Whether these measures suffice to reverse a decades-long trend of an economy increasingly dominated by—and reliant upon—foreign labor is unclear. Between 2007 and 2017 alone, the number of foreigners working in Oman tripled, surging from 29% of the country's population to a remarkable 45% by last year (with estimates that it accounts for as much as 75% of the entire workforce). With 67% of Oman's local population under 30 and youth unemployment especially high, this is hardly a recipe for success. Thus, in addition to drastically boosting Omanization rates, Vision 2020 is also trying to increase women's participation rate in the economy, encourage SMEs to bid on megaprojects, and boost the competitiveness of the private sector.
As the first GCC country to unveil a Vision 2020 or Vision 2040 project, Oman can be forgiven if its ambitious undertakings do not always hit the target: not only are the metrics hard to measure, the scale of its ambition is also difficult to achieve. As such, it is often more useful to measure the likelihood of the Sultanate's long-term success through its medium-term measures. Operating chiefly through five-year plans to achieve these, how is Oman's ninth five-year plan (2016-2020) faring? For starters, the IMF wrote in July that Oman had come within three decimal points of reaching the desired non-oil economy growth rate the ninth five-year plan set out to achieve (4.3%). Moreover, having budgeted for oil prices at USD55/barrel for the entire 2016-20 period, Oman's current account deficit has come down by 3% of GDP since 2016 to 13% of GDP. The IMF predicts it will fall to merely 4% by 2020.
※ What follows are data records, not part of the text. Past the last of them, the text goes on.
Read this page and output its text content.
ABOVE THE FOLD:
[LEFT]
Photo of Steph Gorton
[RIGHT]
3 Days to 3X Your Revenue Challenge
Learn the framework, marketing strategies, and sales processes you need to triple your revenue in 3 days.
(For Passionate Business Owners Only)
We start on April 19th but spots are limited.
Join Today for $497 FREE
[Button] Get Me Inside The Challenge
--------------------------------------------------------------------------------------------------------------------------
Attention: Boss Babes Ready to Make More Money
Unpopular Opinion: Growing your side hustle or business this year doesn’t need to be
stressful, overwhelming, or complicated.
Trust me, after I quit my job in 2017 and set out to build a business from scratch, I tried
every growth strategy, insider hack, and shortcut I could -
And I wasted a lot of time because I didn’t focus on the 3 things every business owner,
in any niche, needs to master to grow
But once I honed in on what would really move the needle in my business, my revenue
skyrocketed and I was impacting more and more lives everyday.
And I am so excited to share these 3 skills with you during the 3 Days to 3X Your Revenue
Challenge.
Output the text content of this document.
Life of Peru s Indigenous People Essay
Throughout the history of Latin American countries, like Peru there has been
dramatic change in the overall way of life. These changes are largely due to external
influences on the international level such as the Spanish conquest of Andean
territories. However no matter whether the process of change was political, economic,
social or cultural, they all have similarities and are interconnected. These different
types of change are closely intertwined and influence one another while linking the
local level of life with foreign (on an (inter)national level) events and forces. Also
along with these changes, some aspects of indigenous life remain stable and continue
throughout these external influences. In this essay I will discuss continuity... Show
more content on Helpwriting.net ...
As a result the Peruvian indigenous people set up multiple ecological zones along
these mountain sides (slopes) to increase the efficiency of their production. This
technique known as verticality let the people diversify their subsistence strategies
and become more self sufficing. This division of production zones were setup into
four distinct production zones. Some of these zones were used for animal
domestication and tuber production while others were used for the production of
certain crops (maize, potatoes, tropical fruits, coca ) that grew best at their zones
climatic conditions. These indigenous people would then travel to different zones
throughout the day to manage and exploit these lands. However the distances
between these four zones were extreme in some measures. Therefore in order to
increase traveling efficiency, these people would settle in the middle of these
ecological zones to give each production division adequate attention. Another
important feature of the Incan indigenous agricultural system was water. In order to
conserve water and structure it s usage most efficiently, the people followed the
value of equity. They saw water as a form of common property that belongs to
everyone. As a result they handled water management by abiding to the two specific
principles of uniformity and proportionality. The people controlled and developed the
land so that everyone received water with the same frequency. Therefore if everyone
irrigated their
As for Vision 2040, the country is partially on track to reach its rigorous Omanization and diversification targets. Expected to have 5 million foreign workers by 2020 and 8 million by 2040, the government hopes to shave 10% off the expat labor force by 2040. How will it do so? First, by investing in massive retraining programs in agriculture and tourism for local youths; second by hiring armies of new local doctors (13,000) and teachers (64,000); and third, by investing in water and electricity megaprojects involving Omani SMEs. Whether Oman can pull off this enormous task is still unclear, but keeping in mind the country's estimated water (63.8 billion gallons) and electricity (1,1100GWh) needs by 2040, it has little choice but to try.